Die Frühlingssonne an diesem Nachmittag versucht ihr bestes, den kalten Wind zu erwärmen. Nur schüchtern zeigt sich frisches, grünes Laub auf den Bäumen rund um die Friedenskirche in Wildau. Nicht schüchtern sind die Besucher, die sich in die Kirche wagen, gesundheitverordnungskonform in Listen eintragen und ihre Maske aufsetzen. Endlich wieder ein Konzert, bei dem Publikum dabei sein kann! Eingeladen zur musikalischen Andacht haben das Baroque E-Motion Trio mit drei Musikerinnen – Kerstin Linder-Dewan, Barockvioline, Beni Araki am Cembalo und Julia Kursawe spielt Barockcello und Cello Piccolo – zu einem Programm mit Musik von Johann Paul von Westhoff und Johann Sebastian Bach.

Dieses kleine Konzert, das nicht in einer Großstadt, sondern in einer Gemeinde im ländlichen Brandenburg mit gerade mal 11.000 Einwohnern stattgefunden hat, ist Sinnbild für die unglaubliche Vielfalt der Musikszene, die im ganzen Land in normalen Zeiten stattfinden kann. Hat es sich finanziell für die Musikerinnen gelohnt? Sicherlich nicht. Hat es sich musikalisch für die Musikerinnen gelohnt? Sicherlich ja. Hat es das anwesende Publikum bereichert und beglückt? Eindeutig ja. Gerade in diesen Zeiten, in denen sowohl die Musikerinnen wie auch das Publikum eine normale Erfahrung mit Musik in Echtzeit und -raum, nicht nur die Zweidimensionalität der Fernseh- oder Onlinewelt erleben wollen.
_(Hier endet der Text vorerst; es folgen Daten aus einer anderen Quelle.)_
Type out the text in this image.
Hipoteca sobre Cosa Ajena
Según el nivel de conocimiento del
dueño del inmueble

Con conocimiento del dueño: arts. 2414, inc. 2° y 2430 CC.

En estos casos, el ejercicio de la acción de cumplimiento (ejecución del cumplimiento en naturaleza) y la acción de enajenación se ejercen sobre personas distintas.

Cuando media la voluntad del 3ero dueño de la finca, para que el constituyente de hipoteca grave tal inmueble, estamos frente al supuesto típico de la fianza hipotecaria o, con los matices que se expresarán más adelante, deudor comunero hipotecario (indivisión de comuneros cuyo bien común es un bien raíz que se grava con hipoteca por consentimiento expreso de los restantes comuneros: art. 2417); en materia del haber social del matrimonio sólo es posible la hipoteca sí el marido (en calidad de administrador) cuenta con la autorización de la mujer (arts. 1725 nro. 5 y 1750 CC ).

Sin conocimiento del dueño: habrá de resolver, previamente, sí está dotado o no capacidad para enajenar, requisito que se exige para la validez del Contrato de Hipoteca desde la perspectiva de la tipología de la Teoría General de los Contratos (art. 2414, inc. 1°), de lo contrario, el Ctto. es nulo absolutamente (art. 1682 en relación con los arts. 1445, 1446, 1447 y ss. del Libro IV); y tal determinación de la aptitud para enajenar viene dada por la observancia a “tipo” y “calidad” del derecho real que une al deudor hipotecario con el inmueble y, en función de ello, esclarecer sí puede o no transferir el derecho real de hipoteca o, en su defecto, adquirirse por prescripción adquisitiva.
Das gerade mal knapp 60 Minuten lange Programm setzt ein mit der Gambensonate Nr. 1 in G-Dur von Johann Sebastian Bach.  Es folgt eine kurze Andacht von dem Kantor der Kirche, dann eine Collage aus Werken von Johann Paul von Westhoff, bestehend aus der Sonate Nr. 3 D-Moll, Nr. 6 G-Moll und Solosuite Nr. 6 D-Dur für Barockcello. Die Auswahl des Programms ist insofern interessant, als die Werke von Westhoff nicht oft im gängigen Repertoire vorkommen.  Sollten sie aber, da Westhoff – geboren 1656 in Dresden und gestorben 1705 in Weimar – einer der führenden Violinisten seiner Zeit war. Er galt auch als sehr gelehrt, sprach viele Sprachen und schon im Alter von nur 15 Jahren wurde er als Sprachlehrer für die jungen sächsischen Prinzen Johann Georg und Friedrich August, der spätere August der Starke, engagiert. Westhoff war auch als Komponist bekannt, besonders mit Werken für sein Instrument, die Violine. Ende des 17. Jahrhunderts war Westhoff als Konzertmeister am Hof von Sachsen-Weimar tätig wie auch Johann Sebastian Bach. Folglich muss Bach die Werke von Westhoff gekannt haben. Seine Suiten für Violine ohne Bass von 1696 gelten als vom Westhoffschen Geist beeinflusst.

Foto © Peter C. Theis

Das Baroque E-Motion Trio ist eine lose Zusammenführung von Musikern, gegründet von der Barockcellistin Julia Kursawe im Jahre 2007. In der Vergangenheit hat das Trio schon am Budapester Barockfestival und den Uckermärkischen Musikwochen teilgenommen.  Für dieses Projekt kamen noch Kerstin Linder-Dewan mit ihrer über 300 Jahre alten Barockvioline und Beni Araki mit einem modernen Nachbau eines französischen Cembalos aus dem frühen 18. Jahrhundert mit wunderschön bemaltem Deckel und Resonanzboden. Eigentlich hätten es drei verschiedene Programme an drei verschiedenen Orten in Berlin und Brandenburg werden sollen. Pandemiebedingt wurden zwei davon abgesagt, und so blieb nur die Friedenskirche in Wildau übrig, gefördert vom Bezirkskulturfonds Berlin Treptow-Köpenick. Hier können dann auch – besonders die Werke von Johann Paul von Westhoff – mit ihren ausdrucksstarken, virtuosen Melodien zur Geltung kommen. Die Darbietungen des Trios machen durchaus Lust, mehr von diesem Komponisten zu hören.

Für die drei Musikerinnen war es der erste Auftritt vor Publikum in diesem Jahr. Ansonsten verbringen sie ihre Zeit in Interaktion mit Schülern und Kollegen vor dem Bildschirm. Alle drei sind sich einig, dass die virtuellen Treffen, Proben oder Lehrstunden zwar eine brauchbare Alternative darstellen, aber nie die menschliche Unmittelbarkeit und Nähe ersetzen können und werden.

Die kurze musikalische Andacht ist wie labendes Wasser für einen Durstigen – sowohl die Musikerinnen wie auch das Publikum sind ausgetrocknet und empfinden dieses Rinnsal als Zeichen der Hoffnung für eine baldige Rückkehr in die Normalität.